Preventing School Violence: NJ Event Teams Educators With Officers
School violence cannot be avoided entirely, but through a conscious effort from school staff and law enforcement, today's students can be safer than in the past. That was the focus of a lengthy conference Tuesday at Rutgers University, featuring presentations from the U.S. Secret Service.
Educators and other school faculty were invited to the event, which focused on identifying students who might pose a risk of violence, as well as effective intervention strategies.
The conference was hosted partly by the New Jersey Office of Homeland Security and Preparedness.
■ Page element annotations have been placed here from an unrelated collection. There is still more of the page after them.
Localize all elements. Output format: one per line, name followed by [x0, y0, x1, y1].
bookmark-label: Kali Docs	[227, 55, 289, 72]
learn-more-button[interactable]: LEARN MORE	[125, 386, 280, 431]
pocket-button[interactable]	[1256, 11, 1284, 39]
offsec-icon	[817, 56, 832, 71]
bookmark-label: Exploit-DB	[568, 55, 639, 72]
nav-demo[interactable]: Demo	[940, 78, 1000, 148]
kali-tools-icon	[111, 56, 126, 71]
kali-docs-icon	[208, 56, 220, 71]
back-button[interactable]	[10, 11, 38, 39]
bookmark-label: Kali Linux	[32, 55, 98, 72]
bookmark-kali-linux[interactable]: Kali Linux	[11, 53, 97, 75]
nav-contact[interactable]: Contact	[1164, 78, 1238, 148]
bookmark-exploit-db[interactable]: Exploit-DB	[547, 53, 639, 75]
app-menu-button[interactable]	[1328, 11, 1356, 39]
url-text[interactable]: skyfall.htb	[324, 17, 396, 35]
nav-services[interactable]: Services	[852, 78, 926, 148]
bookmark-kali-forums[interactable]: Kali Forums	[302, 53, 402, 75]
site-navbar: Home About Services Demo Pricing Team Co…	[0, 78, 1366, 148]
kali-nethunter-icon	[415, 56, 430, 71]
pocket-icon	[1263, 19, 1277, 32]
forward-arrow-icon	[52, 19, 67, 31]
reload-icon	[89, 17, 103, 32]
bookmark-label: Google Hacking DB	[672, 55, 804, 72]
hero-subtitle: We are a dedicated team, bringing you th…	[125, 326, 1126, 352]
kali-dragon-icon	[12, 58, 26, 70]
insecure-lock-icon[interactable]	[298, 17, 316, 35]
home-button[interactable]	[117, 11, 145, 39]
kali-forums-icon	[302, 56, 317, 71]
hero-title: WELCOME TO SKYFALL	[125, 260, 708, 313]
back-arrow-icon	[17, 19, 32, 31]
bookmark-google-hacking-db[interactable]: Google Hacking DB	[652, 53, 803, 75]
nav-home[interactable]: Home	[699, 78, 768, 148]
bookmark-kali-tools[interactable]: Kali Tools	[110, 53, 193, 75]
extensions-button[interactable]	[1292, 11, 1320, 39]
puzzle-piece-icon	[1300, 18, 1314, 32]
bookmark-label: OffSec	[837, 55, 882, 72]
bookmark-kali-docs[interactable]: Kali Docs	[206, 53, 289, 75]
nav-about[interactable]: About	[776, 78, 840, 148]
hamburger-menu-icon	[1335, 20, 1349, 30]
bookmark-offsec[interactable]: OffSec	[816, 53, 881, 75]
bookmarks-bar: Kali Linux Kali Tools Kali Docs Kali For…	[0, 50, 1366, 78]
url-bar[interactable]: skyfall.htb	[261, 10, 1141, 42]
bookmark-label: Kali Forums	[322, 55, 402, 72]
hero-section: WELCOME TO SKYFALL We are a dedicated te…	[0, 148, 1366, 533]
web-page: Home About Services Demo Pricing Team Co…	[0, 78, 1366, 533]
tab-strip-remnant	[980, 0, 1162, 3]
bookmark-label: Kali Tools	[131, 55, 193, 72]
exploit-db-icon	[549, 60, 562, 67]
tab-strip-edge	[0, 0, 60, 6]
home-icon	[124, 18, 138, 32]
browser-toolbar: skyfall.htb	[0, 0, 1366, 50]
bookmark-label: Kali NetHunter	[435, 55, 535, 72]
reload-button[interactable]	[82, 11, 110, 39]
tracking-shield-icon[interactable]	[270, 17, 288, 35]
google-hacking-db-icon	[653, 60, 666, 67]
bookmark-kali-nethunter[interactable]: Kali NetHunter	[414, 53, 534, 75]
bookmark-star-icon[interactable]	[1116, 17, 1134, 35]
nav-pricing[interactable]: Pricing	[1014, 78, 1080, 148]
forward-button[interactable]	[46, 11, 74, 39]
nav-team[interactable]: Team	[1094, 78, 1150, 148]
"We have seen, over the past several years, tragic events take place at schools which are supposed to be safe havens for our children to learn and to grow," said OHSP Director Christopher Rodriguez. "Parents, teachers and administrators really need to be involved because the best gift that we can give our community is to allow our children to grow and learn in a safe environment."
Among the speakers was Carl Agnelli, acting special agent in charge for the U.S. Secret Service Newark Field Office, who said catastrophic events can occur simply because of a lack of communication.
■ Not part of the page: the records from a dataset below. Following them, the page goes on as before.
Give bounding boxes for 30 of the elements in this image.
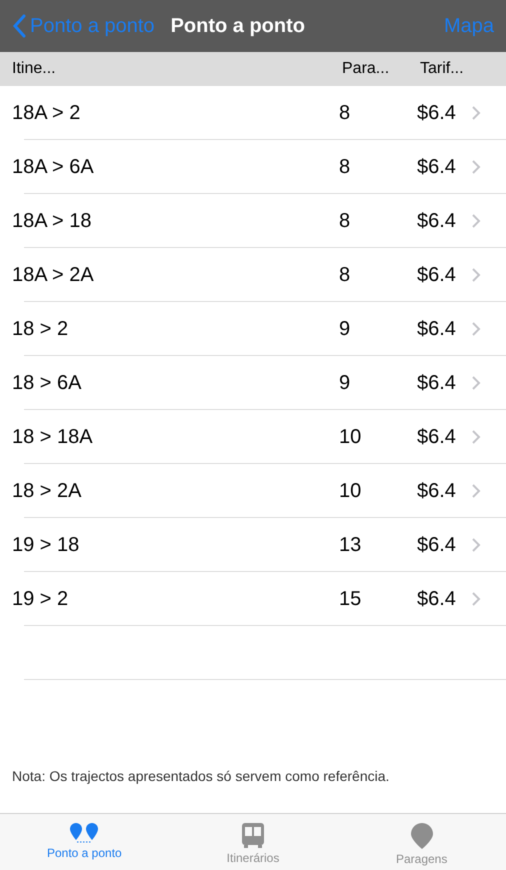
tab[interactable]: Ponto a ponto <box>0 814 169 870</box>
back-chevron-icon <box>12 14 26 38</box>
chevron-icon <box>471 537 481 553</box>
route-row[interactable]: 18 > 6A 9 $6.4 <box>0 356 506 410</box>
pin-icon <box>410 822 434 850</box>
route-row[interactable]: 18 > 2A 10 $6.4 <box>0 464 506 518</box>
route-row[interactable]: 18A > 2A 8 $6.4 <box>0 248 506 302</box>
column-header: Para... <box>342 59 390 79</box>
route-row[interactable]: 18A > 6A 8 $6.4 <box>0 140 506 194</box>
route-row[interactable]: 18 > 18A 10 $6.4 <box>0 410 506 464</box>
chevron-icon <box>471 267 481 283</box>
two-pins-icon <box>69 822 100 844</box>
chevron-icon <box>471 105 481 121</box>
chevron-icon <box>471 375 481 391</box>
note-text: Nota: Os trajectos apresentados só servem como referência. <box>11 767 390 786</box>
column-header: Itine... <box>12 59 57 79</box>
route-row[interactable]: 19 > 18 13 $6.4 <box>0 518 506 572</box>
chevron-icon <box>471 591 481 607</box>
route-row[interactable]: 19 > 2 15 $6.4 <box>0 572 506 626</box>
chevron-icon <box>471 159 481 175</box>
screen-title: Ponto a ponto <box>170 14 305 39</box>
chevron-icon <box>471 483 481 499</box>
bus-icon <box>240 822 266 849</box>
route-row[interactable]: 18A > 2 8 $6.4 <box>0 86 506 140</box>
route-row[interactable]: 18A > 18 8 $6.4 <box>0 194 506 248</box>
chevron-icon <box>471 321 481 337</box>
chevron-icon <box>471 213 481 229</box>
route-row[interactable]: 18 > 2 9 $6.4 <box>0 302 506 356</box>
column-header: Tarif... <box>420 59 465 79</box>
chevron-icon <box>471 429 481 445</box>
"In most of these cases, the individuals that committed these crimes have told somebody they were going to commit these crimes ahead of time," Agnelli said in a conversation with Townsquare Media. "If somebody knows something, they need to get that message out there so we can cut it off before it happens."
A number of "concerning behaviors" have been posted on the agency's web site:
- Expressions of hopelessness
- Knowledge of drug use
- Suicidal gestures or statements
- Threats of violence
According to Agnelli, students have done a better job notifying school staff of a potential problem with a peer.
"In the past, it wasn't cool necessarily to tell on somebody," he said. "But I think we're getting to a point where students understand that bad things can happen."
The agency's web site promoted the use of a "Comprehensive Prevention Plan" in schools, based on a climate of respect and trust and maintaining a threat assessment team. The plan also emphasized the importance of fostering relationships with law enforcement.
"It's extremely important that we focus on understanding the motivations, the indicators, the ability to detect and then the ability to contain," said Dr. Cliff Lacey, head of the Rutgers Institute for Emergency Preparedness and Homeland Security, which also hosted the conference. "If you can predict early enough, you can do early interventions that actually prevent."
Rodriguez noted the state's School Security Task Force is in the process of creating its final report on steps that New Jersey schools can take to better protect their students.